Le père, l’enfant et l’âne

Un jour, un enfant pose une question à son père :

Dis papa, quel est le secret pour être heureux ?

Ne sachant que répondre à cette interrogation, le père propose à son fils de le suivre. Ils sortent de la maison, le père sur le vieil âne et le fils suivant à pied. Et les gens du village de dire :

Quel mauvais père, qui oblige son fils à aller à pied !

Tu as entendu mon fils ? Rentrons à la maison, dit le père.

Le lendemain, ils sortent de nouveau, le père ayant installé son fils sur l’âne et lui marchant à côté. Les voisins disent alors :

En voilà un fils indigne, qui ne respecte pas son vieux père et le laisse aller à pied !

Tu as entendu mon fils ? Rentrons à la maison.

Le jour suivant, ils s’installent tous les deux sur l’âne et quittent la maison. Les villageois commentent à nouveau :

Ils ne respectent pas leur bête à la surcharger ainsi !

Tu as entendu mon fils ? Rentrons à la maison.

Le jour suivant, ils partent en portant eux-mêmes leurs affaires, l’âne trottinant derrière eux. Cette fois, les gens du village y trouvent encore à redire :

Voilà qu’ils portent eux-mêmes leurs bagages maintenant ! C’est le monde à l’envers !

Tu as entendu mon fils ? Rentrons à la maison.

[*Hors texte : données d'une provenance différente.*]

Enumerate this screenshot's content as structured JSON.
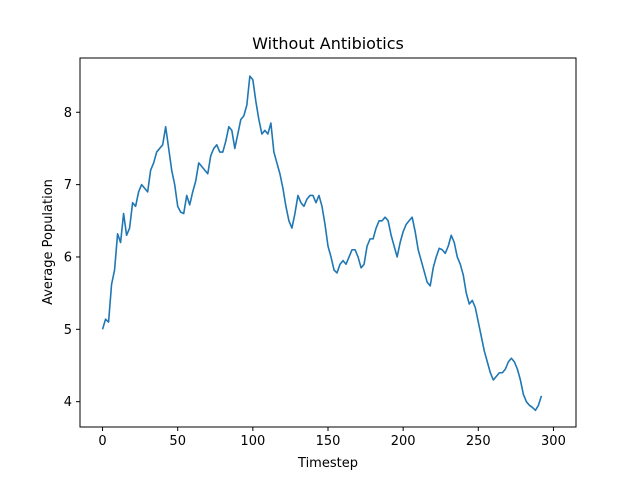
{
  "chart_data": {
    "type": "line",
    "title": "Without Antibiotics",
    "xlabel": "Timestep",
    "ylabel": "Average Population",
    "xlim": [
      -15,
      315
    ],
    "ylim": [
      3.65,
      8.75
    ],
    "xticks": [
      0,
      50,
      100,
      150,
      200,
      250,
      300
    ],
    "yticks": [
      4,
      5,
      6,
      7,
      8
    ],
    "grid": false,
    "legend": "none",
    "series": [
      {
        "color": "#1f77b4",
        "x_step": 2,
        "x_start": 0,
        "values": [
          5.0,
          5.14,
          5.1,
          5.62,
          5.82,
          6.32,
          6.2,
          6.6,
          6.3,
          6.4,
          6.75,
          6.7,
          6.9,
          7.0,
          6.95,
          6.9,
          7.2,
          7.3,
          7.45,
          7.5,
          7.55,
          7.8,
          7.5,
          7.2,
          7.0,
          6.7,
          6.62,
          6.6,
          6.85,
          6.72,
          6.9,
          7.05,
          7.3,
          7.25,
          7.2,
          7.15,
          7.4,
          7.5,
          7.55,
          7.45,
          7.45,
          7.6,
          7.8,
          7.75,
          7.5,
          7.7,
          7.9,
          7.95,
          8.1,
          8.5,
          8.45,
          8.15,
          7.9,
          7.7,
          7.75,
          7.7,
          7.85,
          7.45,
          7.3,
          7.15,
          6.95,
          6.7,
          6.5,
          6.4,
          6.6,
          6.85,
          6.75,
          6.7,
          6.8,
          6.85,
          6.85,
          6.75,
          6.85,
          6.7,
          6.45,
          6.15,
          6.0,
          5.82,
          5.78,
          5.9,
          5.95,
          5.9,
          6.0,
          6.1,
          6.1,
          6.0,
          5.85,
          5.9,
          6.15,
          6.25,
          6.25,
          6.4,
          6.5,
          6.5,
          6.55,
          6.5,
          6.3,
          6.15,
          6.0,
          6.2,
          6.35,
          6.45,
          6.5,
          6.55,
          6.35,
          6.1,
          5.95,
          5.8,
          5.65,
          5.6,
          5.85,
          6.0,
          6.12,
          6.1,
          6.05,
          6.15,
          6.3,
          6.2,
          6.0,
          5.9,
          5.75,
          5.5,
          5.35,
          5.4,
          5.3,
          5.1,
          4.9,
          4.7,
          4.55,
          4.4,
          4.3,
          4.35,
          4.4,
          4.4,
          4.45,
          4.55,
          4.6,
          4.55,
          4.45,
          4.3,
          4.1,
          4.0,
          3.95,
          3.92,
          3.88,
          3.95,
          4.08
        ]
      }
    ]
  }
}
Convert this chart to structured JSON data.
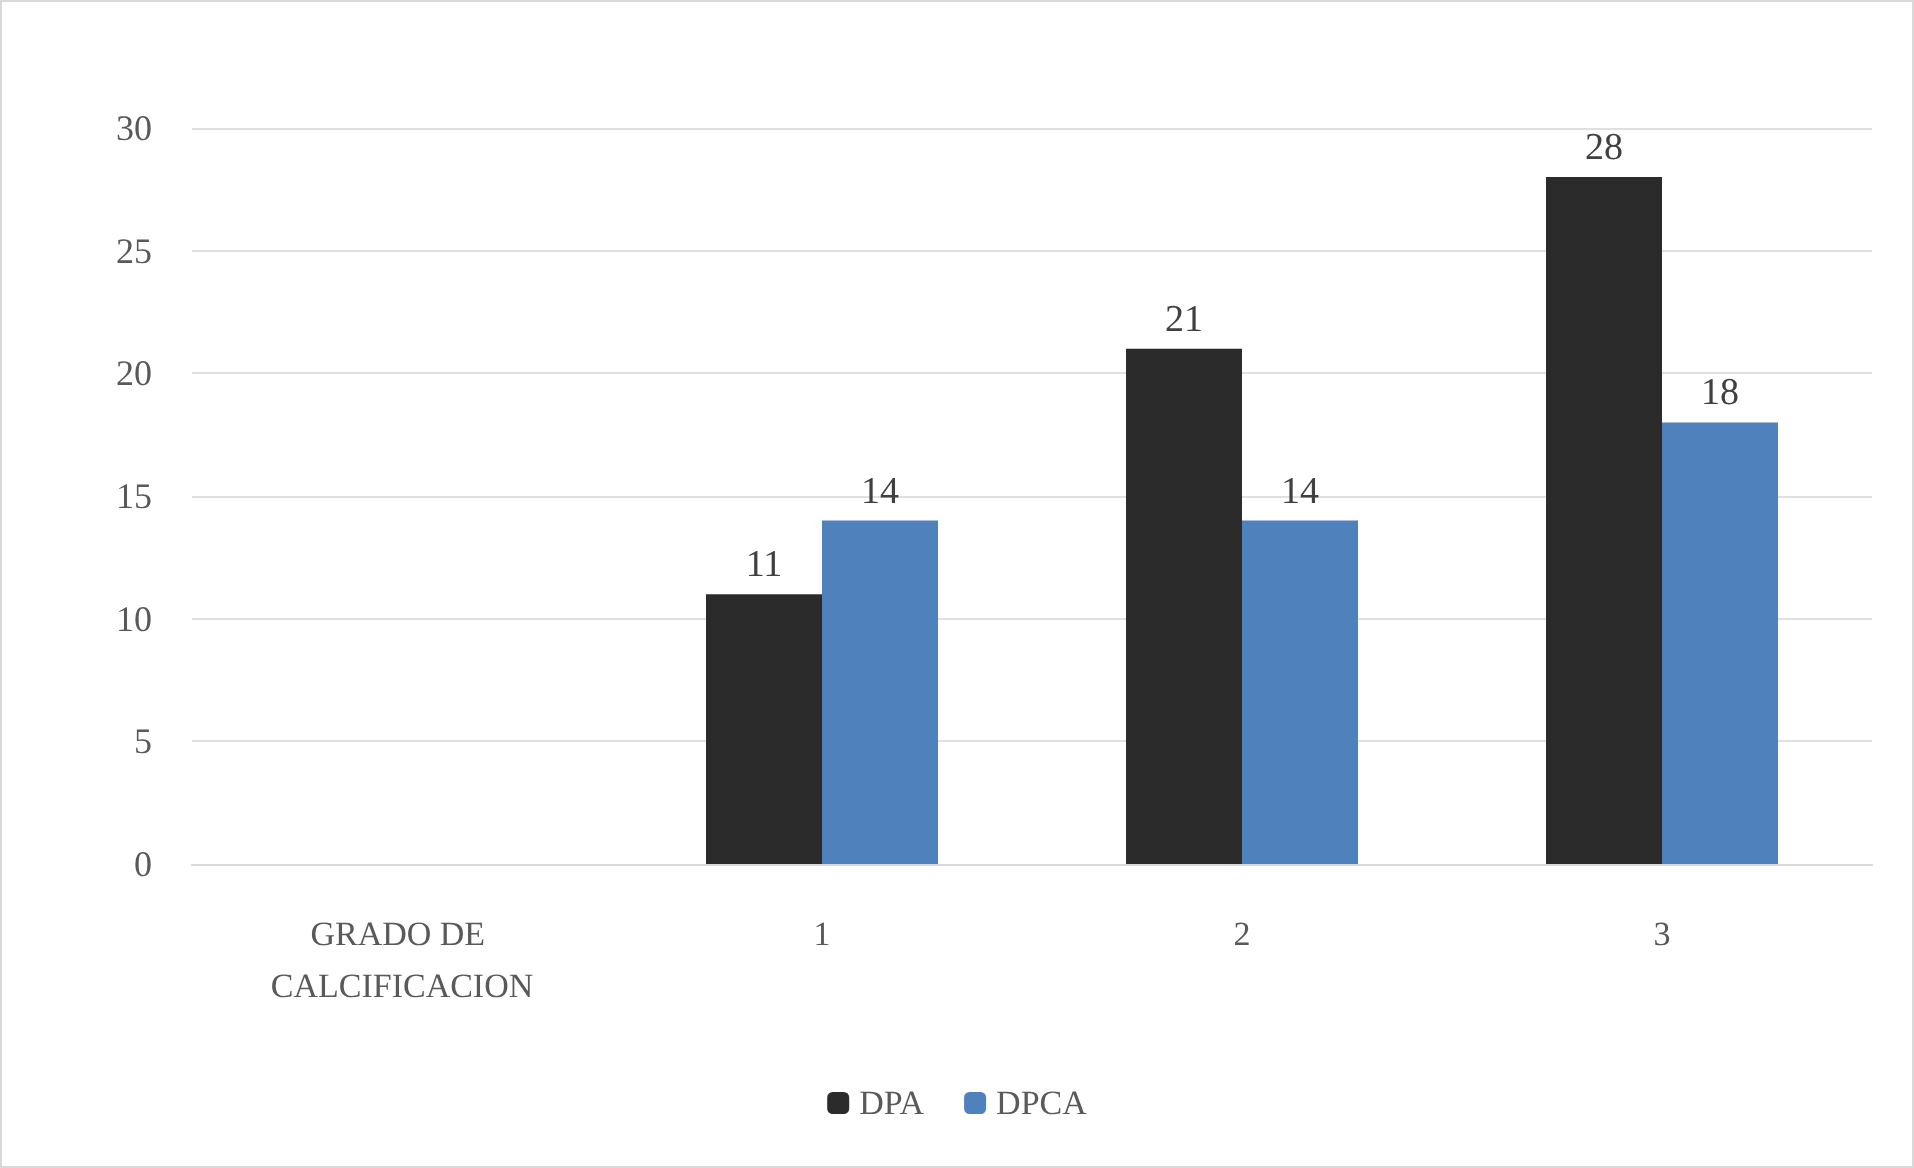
{
  "chart_data": {
    "type": "bar",
    "categories": [
      "GRADO DE CALCIFICACION",
      "1",
      "2",
      "3"
    ],
    "series": [
      {
        "name": "DPA",
        "color": "#2b2b2b",
        "values": [
          null,
          11,
          21,
          28
        ]
      },
      {
        "name": "DPCA",
        "color": "#4f81bd",
        "values": [
          null,
          14,
          14,
          18
        ]
      }
    ],
    "ylim": [
      0,
      30
    ],
    "yticks": [
      0,
      5,
      10,
      15,
      20,
      25,
      30
    ],
    "grid": "y",
    "legend": "bottom",
    "data_labels": true
  }
}
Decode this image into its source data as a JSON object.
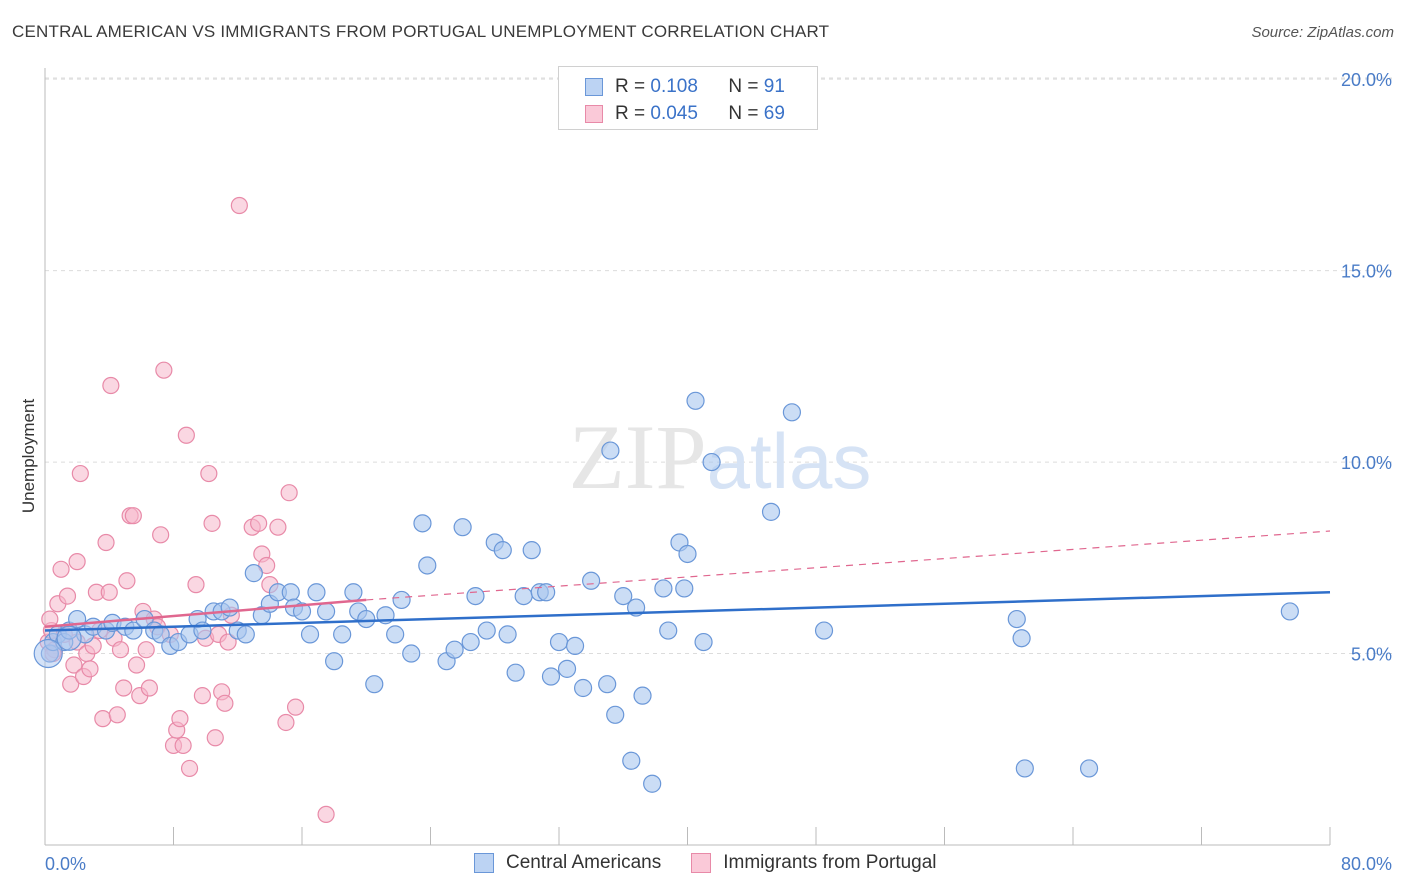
{
  "title": "CENTRAL AMERICAN VS IMMIGRANTS FROM PORTUGAL UNEMPLOYMENT CORRELATION CHART",
  "source": "Source: ZipAtlas.com",
  "legend": {
    "r_label": "R =",
    "n_label": "N =",
    "rows": [
      {
        "r": "0.108",
        "n": "91"
      },
      {
        "r": "0.045",
        "n": "69"
      }
    ]
  },
  "colors": {
    "blue_fill": "#a9c6ef",
    "blue_stroke": "#6a97d8",
    "blue_line": "#2f6fca",
    "pink_fill": "#f6b6cb",
    "pink_stroke": "#e88aa8",
    "pink_line": "#e0678f",
    "tick_text": "#4a7cc7"
  },
  "chart_data": {
    "type": "scatter",
    "xlabel": "",
    "ylabel": "Unemployment",
    "xlim": [
      0,
      80
    ],
    "ylim": [
      0,
      20.5
    ],
    "x_tick_labels": [
      "0.0%",
      "80.0%"
    ],
    "y_ticks": [
      5,
      10,
      15,
      20
    ],
    "y_tick_labels": [
      "5.0%",
      "10.0%",
      "15.0%",
      "20.0%"
    ],
    "grid": "horizontal dashed",
    "legend_position": "top-center",
    "watermark": "ZIPatlas",
    "series": [
      {
        "name": "Central Americans",
        "color": "#6a97d8",
        "trend": {
          "x": [
            0,
            80
          ],
          "y": [
            5.6,
            6.6
          ]
        },
        "points": [
          [
            0.3,
            5.0
          ],
          [
            0.5,
            5.3
          ],
          [
            0.8,
            5.5
          ],
          [
            1.2,
            5.3
          ],
          [
            1.5,
            5.6
          ],
          [
            2.0,
            5.9
          ],
          [
            2.5,
            5.5
          ],
          [
            3.0,
            5.7
          ],
          [
            3.8,
            5.6
          ],
          [
            4.2,
            5.8
          ],
          [
            5.0,
            5.7
          ],
          [
            5.5,
            5.6
          ],
          [
            6.2,
            5.9
          ],
          [
            6.8,
            5.6
          ],
          [
            7.2,
            5.5
          ],
          [
            7.8,
            5.2
          ],
          [
            8.3,
            5.3
          ],
          [
            9.0,
            5.5
          ],
          [
            9.5,
            5.9
          ],
          [
            9.8,
            5.6
          ],
          [
            10.5,
            6.1
          ],
          [
            11.0,
            6.1
          ],
          [
            11.5,
            6.2
          ],
          [
            12.0,
            5.6
          ],
          [
            12.5,
            5.5
          ],
          [
            13.0,
            7.1
          ],
          [
            13.5,
            6.0
          ],
          [
            14.0,
            6.3
          ],
          [
            14.5,
            6.6
          ],
          [
            15.3,
            6.6
          ],
          [
            15.5,
            6.2
          ],
          [
            16.0,
            6.1
          ],
          [
            16.5,
            5.5
          ],
          [
            16.9,
            6.6
          ],
          [
            17.5,
            6.1
          ],
          [
            18.0,
            4.8
          ],
          [
            18.5,
            5.5
          ],
          [
            19.2,
            6.6
          ],
          [
            19.5,
            6.1
          ],
          [
            20.0,
            5.9
          ],
          [
            20.5,
            4.2
          ],
          [
            21.2,
            6.0
          ],
          [
            21.8,
            5.5
          ],
          [
            22.2,
            6.4
          ],
          [
            22.8,
            5.0
          ],
          [
            23.5,
            8.4
          ],
          [
            23.8,
            7.3
          ],
          [
            25.0,
            4.8
          ],
          [
            25.5,
            5.1
          ],
          [
            26.0,
            8.3
          ],
          [
            26.5,
            5.3
          ],
          [
            26.8,
            6.5
          ],
          [
            27.5,
            5.6
          ],
          [
            28.0,
            7.9
          ],
          [
            28.5,
            7.7
          ],
          [
            28.8,
            5.5
          ],
          [
            29.3,
            4.5
          ],
          [
            29.8,
            6.5
          ],
          [
            30.3,
            7.7
          ],
          [
            30.8,
            6.6
          ],
          [
            31.2,
            6.6
          ],
          [
            31.5,
            4.4
          ],
          [
            32.0,
            5.3
          ],
          [
            32.5,
            4.6
          ],
          [
            33.0,
            5.2
          ],
          [
            33.5,
            4.1
          ],
          [
            34.0,
            6.9
          ],
          [
            35.0,
            4.2
          ],
          [
            35.2,
            10.3
          ],
          [
            35.5,
            3.4
          ],
          [
            36.0,
            6.5
          ],
          [
            36.5,
            2.2
          ],
          [
            36.8,
            6.2
          ],
          [
            37.2,
            3.9
          ],
          [
            37.8,
            1.6
          ],
          [
            38.5,
            6.7
          ],
          [
            38.8,
            5.6
          ],
          [
            39.5,
            7.9
          ],
          [
            39.8,
            6.7
          ],
          [
            40.0,
            7.6
          ],
          [
            40.5,
            11.6
          ],
          [
            41.0,
            5.3
          ],
          [
            41.5,
            10.0
          ],
          [
            45.2,
            8.7
          ],
          [
            46.5,
            11.3
          ],
          [
            48.5,
            5.6
          ],
          [
            60.5,
            5.9
          ],
          [
            60.8,
            5.4
          ],
          [
            61.0,
            2.0
          ],
          [
            65.0,
            2.0
          ],
          [
            77.5,
            6.1
          ]
        ]
      },
      {
        "name": "Immigrants from Portugal",
        "color": "#e88aa8",
        "trend_solid": {
          "x": [
            0,
            20
          ],
          "y": [
            5.7,
            6.4
          ]
        },
        "trend_dashed": {
          "x": [
            20,
            80
          ],
          "y": [
            6.4,
            8.2
          ]
        },
        "points": [
          [
            0.2,
            5.3
          ],
          [
            0.4,
            5.6
          ],
          [
            0.6,
            5.1
          ],
          [
            0.8,
            6.3
          ],
          [
            1.0,
            7.2
          ],
          [
            1.2,
            5.5
          ],
          [
            1.4,
            6.5
          ],
          [
            1.6,
            4.2
          ],
          [
            1.8,
            4.7
          ],
          [
            2.0,
            5.3
          ],
          [
            2.0,
            7.4
          ],
          [
            2.2,
            9.7
          ],
          [
            2.4,
            4.4
          ],
          [
            2.6,
            5.0
          ],
          [
            2.8,
            4.6
          ],
          [
            3.0,
            5.2
          ],
          [
            3.2,
            6.6
          ],
          [
            3.4,
            5.6
          ],
          [
            3.6,
            3.3
          ],
          [
            3.8,
            7.9
          ],
          [
            4.0,
            6.6
          ],
          [
            4.1,
            12.0
          ],
          [
            4.3,
            5.4
          ],
          [
            4.5,
            3.4
          ],
          [
            4.7,
            5.1
          ],
          [
            4.9,
            4.1
          ],
          [
            5.1,
            6.9
          ],
          [
            5.3,
            8.6
          ],
          [
            5.5,
            8.6
          ],
          [
            5.7,
            4.7
          ],
          [
            5.9,
            3.9
          ],
          [
            6.1,
            6.1
          ],
          [
            6.3,
            5.1
          ],
          [
            6.5,
            4.1
          ],
          [
            6.8,
            5.9
          ],
          [
            7.0,
            5.7
          ],
          [
            7.2,
            8.1
          ],
          [
            7.4,
            12.4
          ],
          [
            7.8,
            5.5
          ],
          [
            8.0,
            2.6
          ],
          [
            8.2,
            3.0
          ],
          [
            8.4,
            3.3
          ],
          [
            8.6,
            2.6
          ],
          [
            8.8,
            10.7
          ],
          [
            9.0,
            2.0
          ],
          [
            9.4,
            6.8
          ],
          [
            9.8,
            3.9
          ],
          [
            10.0,
            5.4
          ],
          [
            10.2,
            9.7
          ],
          [
            10.4,
            8.4
          ],
          [
            10.6,
            2.8
          ],
          [
            10.8,
            5.5
          ],
          [
            11.0,
            4.0
          ],
          [
            11.2,
            3.7
          ],
          [
            11.4,
            5.3
          ],
          [
            11.6,
            6.0
          ],
          [
            12.1,
            16.7
          ],
          [
            12.9,
            8.3
          ],
          [
            13.3,
            8.4
          ],
          [
            13.5,
            7.6
          ],
          [
            13.8,
            7.3
          ],
          [
            14.0,
            6.8
          ],
          [
            14.5,
            8.3
          ],
          [
            15.0,
            3.2
          ],
          [
            15.2,
            9.2
          ],
          [
            15.6,
            3.6
          ],
          [
            17.5,
            0.8
          ],
          [
            0.3,
            5.9
          ],
          [
            0.5,
            5.0
          ]
        ]
      }
    ]
  }
}
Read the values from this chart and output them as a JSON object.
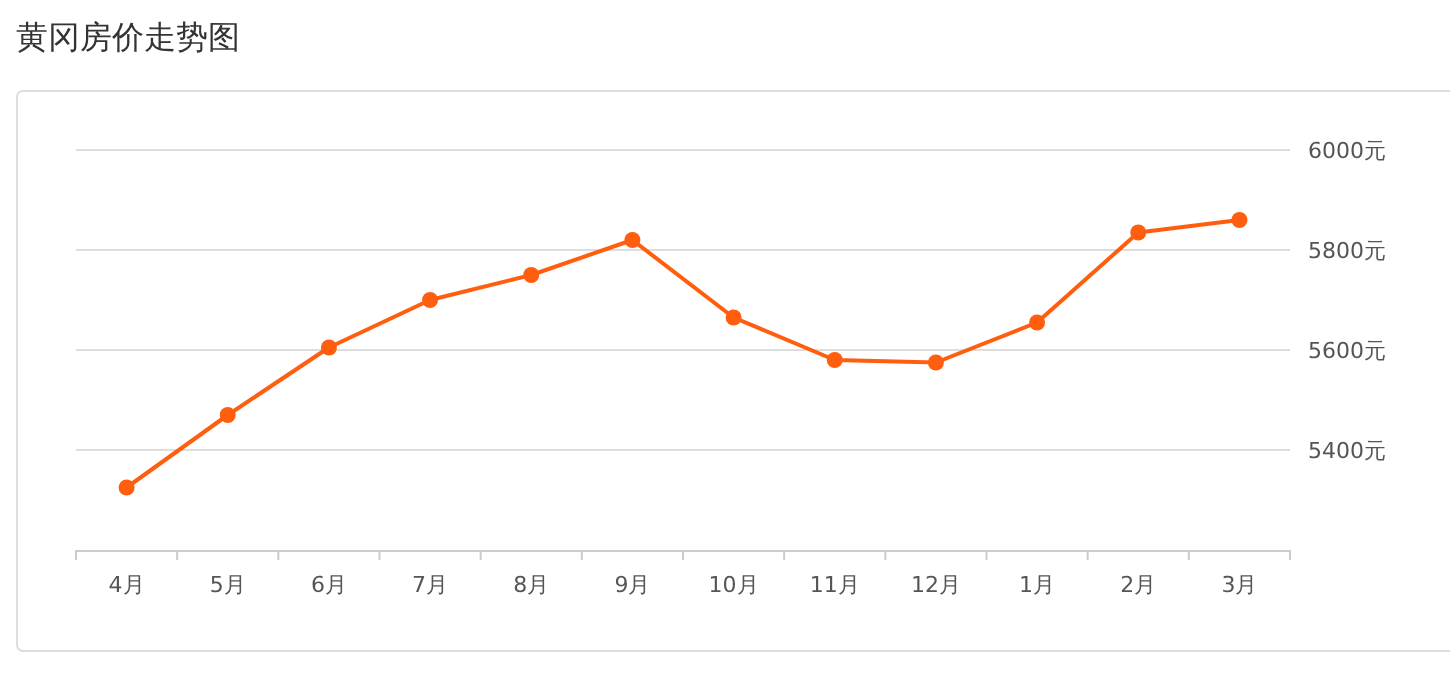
{
  "chart_data": {
    "type": "line",
    "title": "黄冈房价走势图",
    "categories": [
      "4月",
      "5月",
      "6月",
      "7月",
      "8月",
      "9月",
      "10月",
      "11月",
      "12月",
      "1月",
      "2月",
      "3月"
    ],
    "series": [
      {
        "color": "#ff5e0e",
        "values": [
          5325,
          5470,
          5605,
          5700,
          5750,
          5820,
          5665,
          5580,
          5575,
          5655,
          5835,
          5860
        ]
      }
    ],
    "ylim": [
      5200,
      6000
    ],
    "yticks": [
      {
        "value": 5400,
        "label": "5400元"
      },
      {
        "value": 5600,
        "label": "5600元"
      },
      {
        "value": 5800,
        "label": "5800元"
      },
      {
        "value": 6000,
        "label": "6000元"
      }
    ],
    "grid": "y",
    "marker": "circle",
    "line_style": "solid"
  }
}
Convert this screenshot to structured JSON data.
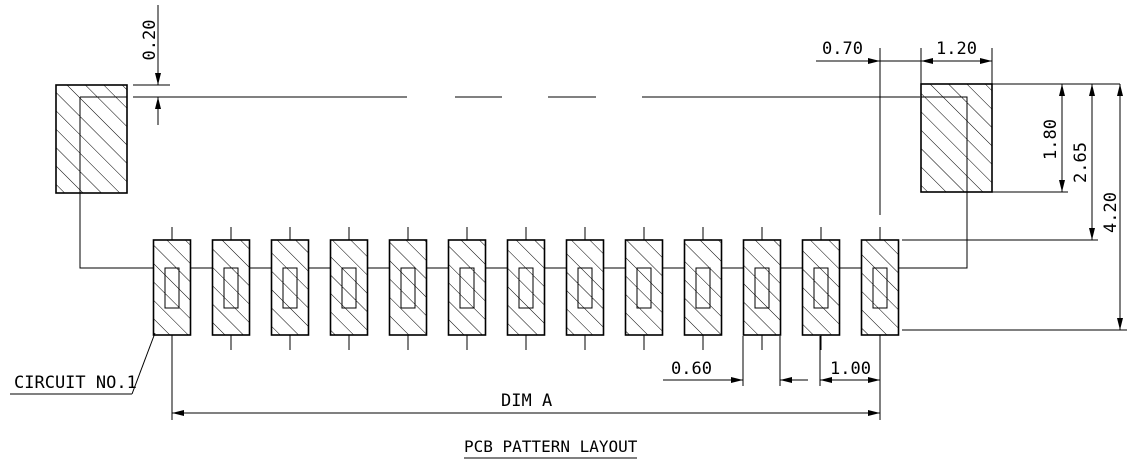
{
  "drawing": {
    "title": "PCB PATTERN LAYOUT",
    "circuit_label": "CIRCUIT NO.1",
    "dim_a_label": "DIM A",
    "dims": {
      "gap_top": "0.20",
      "mount_offset": "0.70",
      "mount_width": "1.20",
      "mount_height": "1.80",
      "to_contact_top": "2.65",
      "overall_height": "4.20",
      "contact_width": "0.60",
      "pitch": "1.00"
    },
    "contact_pad_count": 13
  }
}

Arrivés à la maison, le père dit à son fils :

Tu me demandais l’autre jour le secret du bonheur. Peu importe ce que tu fais, il y aura toujours quelqu’un pour y trouver à redire. Fais ce que tu aimes et tu seras heureux !

Savoir dire « non » !

Dans le cadre d’un refus, l’affirmation de soi vise deux objectifs :

  • ne pas faire quelque chose à ses dépens, parce que l’on n’ose pas refuser (ce qui reviendrait à adopter un comportement dit « passif »)
  • ne pas refuser trop brutalement au risque que la relation ne se détériore (ce qui reviendrait à adopter un comportement dit « agressif »)

Pour arriver facilement à ce résultat, il suffit de respecter quelques règles :

Écouter la demande ou la faire préciser si elle est floue. Inutile de se précipiter, il faut d’abord savoir ce que l’on attend de vous. Trop souvent, on s’engage avant même de savoir de quoi il s’agit !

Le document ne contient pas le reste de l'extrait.